On quality, Je Cleantech Holdings scores 58/100 on Intrinsiqq's quality scorecard (a mixed business on these measures), weighing growth, margins, returns on capital, share count, and balance-sheet strength. All figures are computed from SEC filings; read the full methodology. This is analysis, not investment advice.
Intrinsiqq's two-stage DCF estimates an intrinsic value of about SGD 7.10 per share for JCSE, projecting its recent free cash flow forward with a growth rate that fades toward a long-run rate and discounting it back to today. Applying a 25% margin of safety gives a more conservative fair-value entry around SGD 5.33. At today's SGD 1.33, that puts the stock about 433.9% below estimated intrinsic value. The result is sensitive to the growth and discount-rate inputs, so it is best to run conservative, base and optimistic cases. You can adjust all of them yourself with the sliders on the DCF tab.
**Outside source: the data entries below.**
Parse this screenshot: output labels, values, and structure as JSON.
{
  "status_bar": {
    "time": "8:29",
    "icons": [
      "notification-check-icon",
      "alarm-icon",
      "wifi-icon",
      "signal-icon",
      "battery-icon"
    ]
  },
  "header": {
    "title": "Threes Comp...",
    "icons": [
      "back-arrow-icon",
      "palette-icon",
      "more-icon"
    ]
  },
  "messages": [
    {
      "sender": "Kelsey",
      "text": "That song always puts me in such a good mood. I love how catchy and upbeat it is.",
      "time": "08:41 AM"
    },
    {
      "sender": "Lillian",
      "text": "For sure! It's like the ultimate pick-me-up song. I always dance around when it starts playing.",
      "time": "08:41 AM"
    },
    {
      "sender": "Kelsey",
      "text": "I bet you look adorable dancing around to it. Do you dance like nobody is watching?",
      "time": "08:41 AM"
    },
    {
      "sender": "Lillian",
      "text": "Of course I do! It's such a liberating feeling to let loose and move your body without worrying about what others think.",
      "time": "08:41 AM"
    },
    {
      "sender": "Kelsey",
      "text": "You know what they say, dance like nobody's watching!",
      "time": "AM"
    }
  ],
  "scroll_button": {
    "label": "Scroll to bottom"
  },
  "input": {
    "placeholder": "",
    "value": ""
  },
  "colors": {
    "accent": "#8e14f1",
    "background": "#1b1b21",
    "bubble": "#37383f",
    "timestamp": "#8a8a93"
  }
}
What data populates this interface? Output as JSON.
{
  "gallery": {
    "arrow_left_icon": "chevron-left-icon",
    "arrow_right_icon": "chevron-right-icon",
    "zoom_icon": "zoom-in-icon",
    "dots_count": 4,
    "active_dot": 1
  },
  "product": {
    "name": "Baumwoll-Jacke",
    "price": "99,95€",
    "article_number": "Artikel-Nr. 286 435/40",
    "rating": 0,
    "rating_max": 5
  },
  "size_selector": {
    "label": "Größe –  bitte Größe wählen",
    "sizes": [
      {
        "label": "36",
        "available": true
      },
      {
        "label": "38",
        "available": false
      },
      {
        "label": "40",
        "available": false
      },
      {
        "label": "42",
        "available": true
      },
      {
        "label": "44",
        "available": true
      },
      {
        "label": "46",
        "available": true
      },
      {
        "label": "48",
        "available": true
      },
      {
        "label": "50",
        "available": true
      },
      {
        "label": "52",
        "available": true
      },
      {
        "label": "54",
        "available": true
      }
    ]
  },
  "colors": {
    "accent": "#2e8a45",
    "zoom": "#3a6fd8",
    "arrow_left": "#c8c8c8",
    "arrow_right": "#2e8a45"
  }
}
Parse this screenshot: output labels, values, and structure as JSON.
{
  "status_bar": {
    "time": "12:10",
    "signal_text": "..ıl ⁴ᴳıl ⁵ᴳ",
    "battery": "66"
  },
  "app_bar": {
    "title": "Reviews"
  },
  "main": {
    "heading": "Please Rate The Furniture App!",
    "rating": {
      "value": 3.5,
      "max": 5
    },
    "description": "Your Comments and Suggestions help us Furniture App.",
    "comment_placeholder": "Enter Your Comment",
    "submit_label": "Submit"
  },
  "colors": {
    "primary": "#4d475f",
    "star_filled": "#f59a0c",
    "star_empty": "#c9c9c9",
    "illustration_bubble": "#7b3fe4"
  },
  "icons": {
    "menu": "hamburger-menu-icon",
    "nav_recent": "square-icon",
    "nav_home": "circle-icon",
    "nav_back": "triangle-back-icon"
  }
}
Je Cleantech Holdings scores 58 out of 100 on Intrinsiqq's quality score, a weighted blend of 8 metrics each scored 0 to 100, which makes it a mixed business on these measures. Recent fundamentals include a 3.1% operating margin and a 2.4% return on invested capital. The score weighs revenue and free-cash-flow growth, operating margins, return on invested capital, share-count change, and balance-sheet strength, all computed from SEC filings, not opinion. Because valuation only means something relative to quality, the full metric-by-metric breakdown is on the quality scorecard.
That depends on valuation and quality together, not either alone. JCSE currently trades below its estimated intrinsic value and scores 58/100 on quality (mixed). A cheap price is only a bargain if the business is durable, and a premium can be justified by genuine quality, so the two questions, "is it cheap?" and "is it good?", only make sense side by side. Read the valuation against the quality scorecard, run the DCF on your own assumptions, and decide for yourself. This is analysis from SEC filings, not investment advice.